I didn’t want to see the baby.

This was garden-variety fear, though I didn’t understand that then. All I wanted was to be on the other side of what was about to happen. Not just on the other side of the next few days, the hospital stay, the terror of the delivery (a parody of the childbirth we’d been planning for and anxious about), calling people (another parody of something we were supposed to do; I was waiting until both of my parents would be home to call with the terrible news), getting the hell out of France. The movers were due to pick up our things and take them to England, and if I could have had any wish granted at that moment — besides the obvious, of course, that the sonograph was wrong, the pregnancy was as uncomplicated as it had seemed to be all along, Pudding was alive and would be born and squalling and confounding us within hours — it would have been to be put under anesthesia, the delivery to be done with. Then the movers could pack me in a crate and send me to England. Maybe by September it would be safe to take the crowbar to the wood and part the excelsior and let me back into the world.

Instead, we got in our car and followed Sylvie to the next place.

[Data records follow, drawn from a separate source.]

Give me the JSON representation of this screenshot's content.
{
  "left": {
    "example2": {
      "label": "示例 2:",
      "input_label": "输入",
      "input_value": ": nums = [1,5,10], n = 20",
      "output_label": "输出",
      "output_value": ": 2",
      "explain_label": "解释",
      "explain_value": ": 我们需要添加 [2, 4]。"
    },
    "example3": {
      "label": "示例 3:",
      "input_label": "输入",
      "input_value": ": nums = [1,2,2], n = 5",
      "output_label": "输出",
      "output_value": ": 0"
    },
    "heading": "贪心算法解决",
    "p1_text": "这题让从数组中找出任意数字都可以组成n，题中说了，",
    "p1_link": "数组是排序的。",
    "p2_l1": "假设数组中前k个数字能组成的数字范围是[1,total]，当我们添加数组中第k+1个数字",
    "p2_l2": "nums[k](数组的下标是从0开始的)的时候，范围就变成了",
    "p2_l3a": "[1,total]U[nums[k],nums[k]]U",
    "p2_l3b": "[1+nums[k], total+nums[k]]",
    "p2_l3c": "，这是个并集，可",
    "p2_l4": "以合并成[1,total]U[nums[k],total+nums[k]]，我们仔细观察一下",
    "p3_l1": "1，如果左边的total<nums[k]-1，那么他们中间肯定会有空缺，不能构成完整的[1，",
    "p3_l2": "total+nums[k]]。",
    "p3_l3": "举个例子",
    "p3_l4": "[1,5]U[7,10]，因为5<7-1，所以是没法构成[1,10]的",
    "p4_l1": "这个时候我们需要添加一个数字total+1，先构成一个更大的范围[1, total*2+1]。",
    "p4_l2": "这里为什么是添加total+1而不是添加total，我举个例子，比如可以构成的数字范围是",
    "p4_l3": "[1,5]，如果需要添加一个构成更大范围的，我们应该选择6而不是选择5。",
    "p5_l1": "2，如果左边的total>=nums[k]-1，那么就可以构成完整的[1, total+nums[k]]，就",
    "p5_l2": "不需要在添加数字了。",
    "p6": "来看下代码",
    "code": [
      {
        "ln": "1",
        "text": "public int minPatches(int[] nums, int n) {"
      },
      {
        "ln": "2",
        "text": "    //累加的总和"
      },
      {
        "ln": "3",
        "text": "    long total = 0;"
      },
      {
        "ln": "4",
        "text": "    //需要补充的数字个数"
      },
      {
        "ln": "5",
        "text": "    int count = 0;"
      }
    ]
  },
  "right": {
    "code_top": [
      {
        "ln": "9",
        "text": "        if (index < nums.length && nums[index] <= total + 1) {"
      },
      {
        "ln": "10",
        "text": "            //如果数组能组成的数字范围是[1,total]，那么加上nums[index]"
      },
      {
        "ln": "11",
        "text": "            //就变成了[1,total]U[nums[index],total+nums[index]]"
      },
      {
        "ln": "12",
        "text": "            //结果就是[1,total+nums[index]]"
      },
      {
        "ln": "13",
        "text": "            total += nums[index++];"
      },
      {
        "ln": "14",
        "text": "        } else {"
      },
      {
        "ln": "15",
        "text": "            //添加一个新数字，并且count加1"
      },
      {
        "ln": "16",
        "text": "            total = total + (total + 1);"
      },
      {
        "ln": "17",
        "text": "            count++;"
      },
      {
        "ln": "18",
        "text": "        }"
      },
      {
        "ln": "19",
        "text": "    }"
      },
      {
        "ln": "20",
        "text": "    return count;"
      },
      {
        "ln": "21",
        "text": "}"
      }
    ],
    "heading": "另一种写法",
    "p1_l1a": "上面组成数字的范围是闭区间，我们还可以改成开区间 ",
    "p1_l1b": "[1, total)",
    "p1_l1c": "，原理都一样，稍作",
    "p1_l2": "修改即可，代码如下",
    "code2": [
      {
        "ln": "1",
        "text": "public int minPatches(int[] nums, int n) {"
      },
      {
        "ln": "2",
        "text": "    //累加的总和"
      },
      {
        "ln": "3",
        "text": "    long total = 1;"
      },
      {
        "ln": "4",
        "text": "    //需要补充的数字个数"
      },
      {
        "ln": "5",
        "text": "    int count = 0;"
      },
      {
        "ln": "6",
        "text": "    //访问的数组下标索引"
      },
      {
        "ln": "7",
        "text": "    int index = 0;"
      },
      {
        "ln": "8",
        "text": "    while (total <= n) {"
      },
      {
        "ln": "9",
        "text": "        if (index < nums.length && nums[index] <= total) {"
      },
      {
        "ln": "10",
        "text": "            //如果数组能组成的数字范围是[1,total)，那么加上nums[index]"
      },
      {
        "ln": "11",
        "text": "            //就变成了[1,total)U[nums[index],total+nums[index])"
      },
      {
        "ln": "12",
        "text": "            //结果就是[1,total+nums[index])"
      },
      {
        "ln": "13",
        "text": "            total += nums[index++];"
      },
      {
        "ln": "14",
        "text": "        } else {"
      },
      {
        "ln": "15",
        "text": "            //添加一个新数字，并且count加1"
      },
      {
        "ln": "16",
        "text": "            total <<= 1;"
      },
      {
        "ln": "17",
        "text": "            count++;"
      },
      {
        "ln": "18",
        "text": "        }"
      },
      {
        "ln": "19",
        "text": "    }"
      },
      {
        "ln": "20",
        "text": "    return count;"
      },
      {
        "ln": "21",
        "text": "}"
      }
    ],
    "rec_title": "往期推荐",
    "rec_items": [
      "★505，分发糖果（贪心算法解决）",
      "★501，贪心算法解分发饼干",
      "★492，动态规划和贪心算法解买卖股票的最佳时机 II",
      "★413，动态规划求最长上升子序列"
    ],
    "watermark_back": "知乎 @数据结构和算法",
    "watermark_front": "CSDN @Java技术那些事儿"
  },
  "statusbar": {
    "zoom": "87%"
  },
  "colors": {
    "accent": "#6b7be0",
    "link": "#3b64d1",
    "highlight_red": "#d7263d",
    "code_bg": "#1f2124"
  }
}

The new hospital was a grim collection of urban buildings set about with construction cranes. It was the main hospital in Bordeaux, and the construction made it difficult to find our way into the building. We went to an admitting room. I sat on a table. We met a sympathetic young doctor, and then a strange young anesthesiologist who spoke very good English and seemed delighted to practice it despite the circumstances. I would take the epidural after all. A nurse came around with a clipboard, and we ran into the usual confusion over names. McCracken struck most French medical professionals as unthinkable — so many unwieldy consonants! — and besides, I was married, I said I was married, here was my husband, what was his name?

The nurse said, From now on, here, you are Mrs. Harvey.

I saw on my records a note from the morning, handwritten by Claudelle. It said that I was très inquiète, very worried, as though this were a medical diagnosis.

Sylvie came into the room, her cell phone ringing in her hand. She answered it.

“Ah, Claudelle,” she said. “Le bébé est décédé. Oui. Oui. Le bébé est décédé.”